La Chambre commerciale de la Cour de cassation, lors d'un arrêt en date du 11 janvier 2017 a confirmé l'arrêt de la Cour d'appel d'Aix-en-Provence  du 13 Février 2014 qui a déclaré nulles les délibérations et les décisions prises auc ours d'une assemblée générale extraordinaire d'une SAS, en violation du droit des actionnaires minoritaires par le biais d'un "coup d'accordéon".

Le "coup d'accordeon" consite en une pratique de restucturation capitalistique pour une entreprise faisant face à des difficulutés financières. Il s'agit d'abord de procéder à une réduction du capital social (en général à zéro), puis d'augmenter le capital. Cette technique est largement admise dans la pratique et par la jurisprudence, mais doit néanmoins respecter un certain nombres et est encadré par la jurisprudence,notamment pour respecter le droit des actionnaires minoritaires et ainsi éviter leur éviction, lors d'une opération de restructuration capitalistique.

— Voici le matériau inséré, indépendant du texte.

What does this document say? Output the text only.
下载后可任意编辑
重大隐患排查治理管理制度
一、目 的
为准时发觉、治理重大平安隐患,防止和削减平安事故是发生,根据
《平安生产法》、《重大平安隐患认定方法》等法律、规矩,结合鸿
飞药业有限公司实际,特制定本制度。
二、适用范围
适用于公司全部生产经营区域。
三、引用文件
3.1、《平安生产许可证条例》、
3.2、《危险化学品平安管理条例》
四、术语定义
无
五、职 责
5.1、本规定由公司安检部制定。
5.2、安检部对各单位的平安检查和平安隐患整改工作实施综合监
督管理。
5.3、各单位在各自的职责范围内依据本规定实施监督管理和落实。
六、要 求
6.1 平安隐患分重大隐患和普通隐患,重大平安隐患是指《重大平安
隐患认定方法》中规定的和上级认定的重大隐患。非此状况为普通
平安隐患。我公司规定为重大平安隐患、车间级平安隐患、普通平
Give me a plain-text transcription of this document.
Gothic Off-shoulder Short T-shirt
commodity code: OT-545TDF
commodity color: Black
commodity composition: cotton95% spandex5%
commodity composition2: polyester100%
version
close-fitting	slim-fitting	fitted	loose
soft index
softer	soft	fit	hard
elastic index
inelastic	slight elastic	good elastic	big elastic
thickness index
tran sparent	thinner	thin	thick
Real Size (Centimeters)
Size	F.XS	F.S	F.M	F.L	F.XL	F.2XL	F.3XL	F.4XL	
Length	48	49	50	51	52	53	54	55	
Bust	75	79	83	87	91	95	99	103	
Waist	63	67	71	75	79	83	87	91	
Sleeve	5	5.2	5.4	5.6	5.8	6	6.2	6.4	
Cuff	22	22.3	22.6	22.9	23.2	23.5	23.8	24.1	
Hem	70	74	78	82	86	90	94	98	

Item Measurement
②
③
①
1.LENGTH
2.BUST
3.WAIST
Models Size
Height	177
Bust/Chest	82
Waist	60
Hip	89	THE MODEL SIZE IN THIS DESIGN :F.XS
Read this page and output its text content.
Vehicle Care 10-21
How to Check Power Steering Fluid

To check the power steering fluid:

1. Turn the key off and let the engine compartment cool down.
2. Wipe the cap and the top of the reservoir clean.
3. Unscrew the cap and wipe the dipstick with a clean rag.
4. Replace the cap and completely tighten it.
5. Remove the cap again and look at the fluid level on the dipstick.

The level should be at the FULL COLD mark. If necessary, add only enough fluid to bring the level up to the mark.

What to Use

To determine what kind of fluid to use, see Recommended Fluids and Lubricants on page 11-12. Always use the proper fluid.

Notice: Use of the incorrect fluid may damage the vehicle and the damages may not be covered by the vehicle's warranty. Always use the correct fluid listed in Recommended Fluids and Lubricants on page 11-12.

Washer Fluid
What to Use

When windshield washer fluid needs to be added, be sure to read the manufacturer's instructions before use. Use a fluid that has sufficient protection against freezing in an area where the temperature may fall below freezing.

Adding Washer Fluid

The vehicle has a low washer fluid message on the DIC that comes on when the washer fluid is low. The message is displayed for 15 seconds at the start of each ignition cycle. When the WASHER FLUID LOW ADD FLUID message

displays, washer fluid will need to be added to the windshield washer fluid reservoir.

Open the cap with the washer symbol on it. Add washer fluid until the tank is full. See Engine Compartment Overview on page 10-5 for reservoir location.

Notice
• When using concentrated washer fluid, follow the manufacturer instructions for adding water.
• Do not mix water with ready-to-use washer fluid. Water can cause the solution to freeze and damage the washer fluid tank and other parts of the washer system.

Dans cette affaire, la Cour de cassation a retenu que " l’ensemble de cette opération avait pour objectif essentiel d’évincer les actionnaires minoritaires sans qu’aucun des éléments produits n’établisse que cette éviction était justifiée par l’intérêt social de la société Clinique de la Ciotat ; que de ces constatations et appréciations, la cour d’appel a pu déduire que les délibérations de l’assemblée générale extraordinaire étaient intervenues en fraude du droit des actionnaires minoritaires."

Ainsi le coup d'accordeon pour être valable doit d'une part être réalisé dans l'intérêt de l'entreprise et d'autre part ne pas porter atteinte aux droit des actionnaires minoritaires.